The Reserve Bank will provide an Official Cash Rate update next Wednesday, but Smith isn't expecting interest rate relief until at least November, because while demand is trending down, US resilience poses a problem for New Zealand.
"The US dollar is still quite strong, the New Zealand dollar is a bit weaker, and that means inflation in New Zealand will remain a bit higher for a bit longer," Smith told Newshub on Saturday.
US Labor Department data reflects strength in the American economy, despite the Federal Reserve raising interest rates to cool inflation.
The US workforce added more than 303,000 jobs in March, far more than the 192,000 predicted by economists, while the US unemployment rate dropped to 3.8 percent.
In New Zealand, recession is the reality. Household spending is down, while government departments are proposing job cuts to find savings.
"We already know there's been hundreds of job losses proposed and there are likely to be more to come," Public Service Association assistant secretary Fleur Fitzsimons told Newshub.
"It is very upsetting for those individuals."
Smith said the outlook for the public sector is not looking "too great".
"Consumer sentiment in New Zealand is reasonably weak, whereas in the US it's reasonably strong."
New Zealand's unemployment rate reached 5.2 percent at the height of the pandemic in 2020. By the end of the following year, it had dropped to 3.2 percent, but it's been rising ever since, currently at 4 percent.

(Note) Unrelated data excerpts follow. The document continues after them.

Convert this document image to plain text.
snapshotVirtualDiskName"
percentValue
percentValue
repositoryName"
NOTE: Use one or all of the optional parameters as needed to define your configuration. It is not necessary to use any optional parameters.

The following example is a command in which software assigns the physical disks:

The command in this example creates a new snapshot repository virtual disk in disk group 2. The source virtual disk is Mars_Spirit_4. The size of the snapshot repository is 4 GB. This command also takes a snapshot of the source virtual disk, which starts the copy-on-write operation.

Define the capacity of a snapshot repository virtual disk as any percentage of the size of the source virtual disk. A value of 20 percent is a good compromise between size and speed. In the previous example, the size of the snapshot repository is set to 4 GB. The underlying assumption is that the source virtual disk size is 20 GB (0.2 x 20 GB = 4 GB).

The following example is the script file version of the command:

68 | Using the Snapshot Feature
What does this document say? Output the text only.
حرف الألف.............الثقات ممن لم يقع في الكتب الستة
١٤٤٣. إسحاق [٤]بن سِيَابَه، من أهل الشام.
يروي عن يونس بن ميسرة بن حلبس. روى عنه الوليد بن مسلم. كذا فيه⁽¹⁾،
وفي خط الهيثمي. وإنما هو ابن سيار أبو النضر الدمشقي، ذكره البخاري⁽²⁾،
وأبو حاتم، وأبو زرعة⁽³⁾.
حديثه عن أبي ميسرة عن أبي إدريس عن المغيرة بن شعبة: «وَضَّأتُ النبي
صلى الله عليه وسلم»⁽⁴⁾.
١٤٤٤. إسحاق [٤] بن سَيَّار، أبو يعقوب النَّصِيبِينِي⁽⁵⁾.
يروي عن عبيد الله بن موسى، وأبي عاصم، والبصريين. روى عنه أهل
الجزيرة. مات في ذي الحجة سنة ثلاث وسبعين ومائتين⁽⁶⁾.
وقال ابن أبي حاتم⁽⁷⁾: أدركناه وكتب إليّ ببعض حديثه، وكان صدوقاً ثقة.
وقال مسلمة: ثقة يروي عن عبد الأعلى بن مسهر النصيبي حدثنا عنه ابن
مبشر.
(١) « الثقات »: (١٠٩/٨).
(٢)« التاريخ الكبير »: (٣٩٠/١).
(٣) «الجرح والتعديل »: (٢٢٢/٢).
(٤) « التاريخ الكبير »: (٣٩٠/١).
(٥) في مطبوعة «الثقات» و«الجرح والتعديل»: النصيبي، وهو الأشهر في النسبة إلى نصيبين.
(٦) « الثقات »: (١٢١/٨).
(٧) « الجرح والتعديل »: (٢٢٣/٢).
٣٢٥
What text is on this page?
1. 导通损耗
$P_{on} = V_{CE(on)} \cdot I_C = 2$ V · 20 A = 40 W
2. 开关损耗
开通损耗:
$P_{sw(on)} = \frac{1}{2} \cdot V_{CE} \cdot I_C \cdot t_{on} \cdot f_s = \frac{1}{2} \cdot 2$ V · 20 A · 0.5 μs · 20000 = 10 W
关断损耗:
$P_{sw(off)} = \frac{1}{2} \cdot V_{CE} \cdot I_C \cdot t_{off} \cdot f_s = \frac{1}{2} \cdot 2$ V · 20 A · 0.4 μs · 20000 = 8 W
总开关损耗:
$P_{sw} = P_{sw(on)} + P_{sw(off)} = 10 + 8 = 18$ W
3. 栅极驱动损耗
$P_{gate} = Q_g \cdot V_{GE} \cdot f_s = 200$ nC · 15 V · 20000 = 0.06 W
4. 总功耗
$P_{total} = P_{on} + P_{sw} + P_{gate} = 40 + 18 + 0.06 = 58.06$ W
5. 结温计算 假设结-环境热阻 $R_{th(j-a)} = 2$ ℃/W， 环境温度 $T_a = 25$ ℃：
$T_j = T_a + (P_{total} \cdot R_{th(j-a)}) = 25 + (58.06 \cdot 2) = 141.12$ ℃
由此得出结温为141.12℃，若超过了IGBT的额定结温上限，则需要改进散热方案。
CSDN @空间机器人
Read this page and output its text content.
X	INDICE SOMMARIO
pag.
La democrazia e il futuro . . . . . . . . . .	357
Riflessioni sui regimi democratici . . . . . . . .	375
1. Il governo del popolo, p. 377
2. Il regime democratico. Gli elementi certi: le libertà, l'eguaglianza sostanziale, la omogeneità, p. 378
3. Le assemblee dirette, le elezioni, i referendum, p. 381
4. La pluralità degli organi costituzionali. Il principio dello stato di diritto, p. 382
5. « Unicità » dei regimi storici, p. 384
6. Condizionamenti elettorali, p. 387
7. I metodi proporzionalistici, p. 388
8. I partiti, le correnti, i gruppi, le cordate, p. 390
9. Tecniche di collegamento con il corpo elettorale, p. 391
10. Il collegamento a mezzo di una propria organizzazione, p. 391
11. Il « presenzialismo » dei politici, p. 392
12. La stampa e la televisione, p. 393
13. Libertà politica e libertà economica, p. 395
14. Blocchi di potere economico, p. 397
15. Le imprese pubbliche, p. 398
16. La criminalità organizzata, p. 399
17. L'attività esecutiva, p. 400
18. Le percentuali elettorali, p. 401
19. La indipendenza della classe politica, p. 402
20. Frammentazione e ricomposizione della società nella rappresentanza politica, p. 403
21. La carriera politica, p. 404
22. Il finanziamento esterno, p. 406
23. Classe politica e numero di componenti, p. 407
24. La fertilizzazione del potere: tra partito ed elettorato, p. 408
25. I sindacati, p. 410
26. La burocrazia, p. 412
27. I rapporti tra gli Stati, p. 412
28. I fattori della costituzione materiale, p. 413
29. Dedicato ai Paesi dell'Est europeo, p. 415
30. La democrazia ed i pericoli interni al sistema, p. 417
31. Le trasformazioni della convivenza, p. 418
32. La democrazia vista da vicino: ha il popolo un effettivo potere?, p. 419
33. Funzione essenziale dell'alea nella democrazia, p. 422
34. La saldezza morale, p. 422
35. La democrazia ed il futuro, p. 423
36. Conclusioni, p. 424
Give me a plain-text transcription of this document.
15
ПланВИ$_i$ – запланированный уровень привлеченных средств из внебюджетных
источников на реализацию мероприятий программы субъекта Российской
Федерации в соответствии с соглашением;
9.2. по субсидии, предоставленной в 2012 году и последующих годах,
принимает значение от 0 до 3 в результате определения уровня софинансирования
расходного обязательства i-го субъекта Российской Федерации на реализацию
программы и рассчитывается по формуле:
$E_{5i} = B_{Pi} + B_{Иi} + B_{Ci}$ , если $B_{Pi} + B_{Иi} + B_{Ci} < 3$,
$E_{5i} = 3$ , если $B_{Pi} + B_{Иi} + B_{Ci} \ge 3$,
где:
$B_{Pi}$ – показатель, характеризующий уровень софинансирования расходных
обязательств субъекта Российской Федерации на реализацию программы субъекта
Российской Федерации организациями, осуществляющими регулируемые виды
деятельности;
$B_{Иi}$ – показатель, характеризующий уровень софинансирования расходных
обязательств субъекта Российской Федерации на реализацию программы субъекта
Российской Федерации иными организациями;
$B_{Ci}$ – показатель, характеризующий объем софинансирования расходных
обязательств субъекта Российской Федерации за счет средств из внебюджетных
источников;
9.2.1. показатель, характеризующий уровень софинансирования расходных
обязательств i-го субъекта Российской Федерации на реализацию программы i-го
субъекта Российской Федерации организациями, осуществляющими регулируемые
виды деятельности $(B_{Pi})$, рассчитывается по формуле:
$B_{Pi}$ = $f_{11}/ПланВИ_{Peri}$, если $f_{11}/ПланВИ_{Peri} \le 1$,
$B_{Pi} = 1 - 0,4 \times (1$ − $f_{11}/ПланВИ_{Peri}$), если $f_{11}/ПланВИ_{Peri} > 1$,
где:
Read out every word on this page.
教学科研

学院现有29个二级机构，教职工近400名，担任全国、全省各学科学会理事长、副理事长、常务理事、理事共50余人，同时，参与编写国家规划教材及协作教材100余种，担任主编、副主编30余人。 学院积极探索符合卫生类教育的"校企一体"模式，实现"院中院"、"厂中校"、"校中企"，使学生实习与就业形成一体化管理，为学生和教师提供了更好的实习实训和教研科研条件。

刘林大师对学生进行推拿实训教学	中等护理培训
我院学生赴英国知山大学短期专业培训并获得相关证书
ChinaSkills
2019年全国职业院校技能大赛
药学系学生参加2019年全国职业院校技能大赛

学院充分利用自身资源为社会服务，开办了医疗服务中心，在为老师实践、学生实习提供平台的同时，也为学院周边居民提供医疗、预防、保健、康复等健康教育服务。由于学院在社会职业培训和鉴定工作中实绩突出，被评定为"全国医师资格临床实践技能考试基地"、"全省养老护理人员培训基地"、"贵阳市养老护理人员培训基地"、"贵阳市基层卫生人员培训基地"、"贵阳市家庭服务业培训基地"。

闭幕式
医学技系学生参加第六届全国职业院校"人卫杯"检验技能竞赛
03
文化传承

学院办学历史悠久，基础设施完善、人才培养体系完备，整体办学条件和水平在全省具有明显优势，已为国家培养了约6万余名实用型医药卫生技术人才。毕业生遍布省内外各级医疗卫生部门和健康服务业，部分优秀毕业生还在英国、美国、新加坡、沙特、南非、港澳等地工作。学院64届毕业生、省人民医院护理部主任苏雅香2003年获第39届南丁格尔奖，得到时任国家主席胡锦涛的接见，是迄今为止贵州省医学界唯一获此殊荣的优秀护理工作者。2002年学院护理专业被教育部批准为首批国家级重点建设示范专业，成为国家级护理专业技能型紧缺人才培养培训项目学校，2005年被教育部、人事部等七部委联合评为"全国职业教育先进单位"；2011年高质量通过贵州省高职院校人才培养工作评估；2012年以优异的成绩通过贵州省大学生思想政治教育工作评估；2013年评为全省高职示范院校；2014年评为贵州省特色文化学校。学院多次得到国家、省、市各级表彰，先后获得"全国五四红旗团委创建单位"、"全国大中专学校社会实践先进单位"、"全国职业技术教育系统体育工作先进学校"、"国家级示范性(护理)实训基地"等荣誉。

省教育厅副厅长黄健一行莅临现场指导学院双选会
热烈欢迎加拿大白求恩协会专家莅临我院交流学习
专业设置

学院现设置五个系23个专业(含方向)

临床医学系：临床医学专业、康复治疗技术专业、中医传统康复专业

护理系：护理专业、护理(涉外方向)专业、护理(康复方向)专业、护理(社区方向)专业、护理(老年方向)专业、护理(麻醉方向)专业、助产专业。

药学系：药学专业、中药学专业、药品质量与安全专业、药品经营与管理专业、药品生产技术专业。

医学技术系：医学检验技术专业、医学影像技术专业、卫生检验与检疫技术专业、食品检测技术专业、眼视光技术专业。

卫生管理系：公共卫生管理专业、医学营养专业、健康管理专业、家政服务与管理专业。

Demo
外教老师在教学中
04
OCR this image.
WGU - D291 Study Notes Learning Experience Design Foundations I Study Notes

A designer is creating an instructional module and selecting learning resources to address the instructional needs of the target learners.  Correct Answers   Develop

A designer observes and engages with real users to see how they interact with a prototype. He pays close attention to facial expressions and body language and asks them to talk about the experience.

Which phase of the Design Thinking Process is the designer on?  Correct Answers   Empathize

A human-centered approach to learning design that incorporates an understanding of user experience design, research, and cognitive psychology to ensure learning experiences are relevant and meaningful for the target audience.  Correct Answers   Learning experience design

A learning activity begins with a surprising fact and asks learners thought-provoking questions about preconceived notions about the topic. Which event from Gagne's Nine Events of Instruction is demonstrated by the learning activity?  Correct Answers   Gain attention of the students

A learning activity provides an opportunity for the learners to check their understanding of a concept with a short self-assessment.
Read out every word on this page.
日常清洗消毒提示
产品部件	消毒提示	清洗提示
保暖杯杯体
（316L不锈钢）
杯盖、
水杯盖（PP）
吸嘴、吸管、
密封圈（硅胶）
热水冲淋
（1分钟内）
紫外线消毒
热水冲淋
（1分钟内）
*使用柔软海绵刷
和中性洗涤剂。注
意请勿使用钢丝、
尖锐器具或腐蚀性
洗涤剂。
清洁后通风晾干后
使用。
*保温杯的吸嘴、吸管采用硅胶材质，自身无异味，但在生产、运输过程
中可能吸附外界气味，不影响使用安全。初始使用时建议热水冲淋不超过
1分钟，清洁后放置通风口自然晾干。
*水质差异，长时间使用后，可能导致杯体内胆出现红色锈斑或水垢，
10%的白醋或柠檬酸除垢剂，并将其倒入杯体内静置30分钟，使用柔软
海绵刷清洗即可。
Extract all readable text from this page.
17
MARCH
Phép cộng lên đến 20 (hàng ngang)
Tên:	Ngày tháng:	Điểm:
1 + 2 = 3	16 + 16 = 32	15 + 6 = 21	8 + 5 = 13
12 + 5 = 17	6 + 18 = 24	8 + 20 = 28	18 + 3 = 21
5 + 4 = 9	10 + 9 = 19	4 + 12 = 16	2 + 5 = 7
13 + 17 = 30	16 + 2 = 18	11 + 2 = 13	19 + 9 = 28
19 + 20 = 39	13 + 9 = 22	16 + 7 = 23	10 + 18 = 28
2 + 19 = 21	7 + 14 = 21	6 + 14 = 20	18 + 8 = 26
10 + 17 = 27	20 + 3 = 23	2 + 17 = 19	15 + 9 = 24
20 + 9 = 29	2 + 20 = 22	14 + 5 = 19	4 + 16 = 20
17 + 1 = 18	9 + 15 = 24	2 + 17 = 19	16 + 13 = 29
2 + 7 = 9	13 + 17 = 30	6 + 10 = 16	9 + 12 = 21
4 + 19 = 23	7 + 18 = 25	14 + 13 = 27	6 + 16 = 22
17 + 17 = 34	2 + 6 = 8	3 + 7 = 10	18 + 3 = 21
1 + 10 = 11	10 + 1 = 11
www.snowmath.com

Stats NZ data released this week showed the number of filled jobs in New Zealand increased by 0.3 percent, but that didn't consider all the job cuts that have recently been announced.
Infometrics economist Brad Olsen told Newshub the unemployment rate will likely rise towards 5 percent by the end of the year.
"Yeah, that's certainly feasible," Smith said.
It won't be welcome news for businesses, facing the ongoing battle of attracting customers during these tough economic times.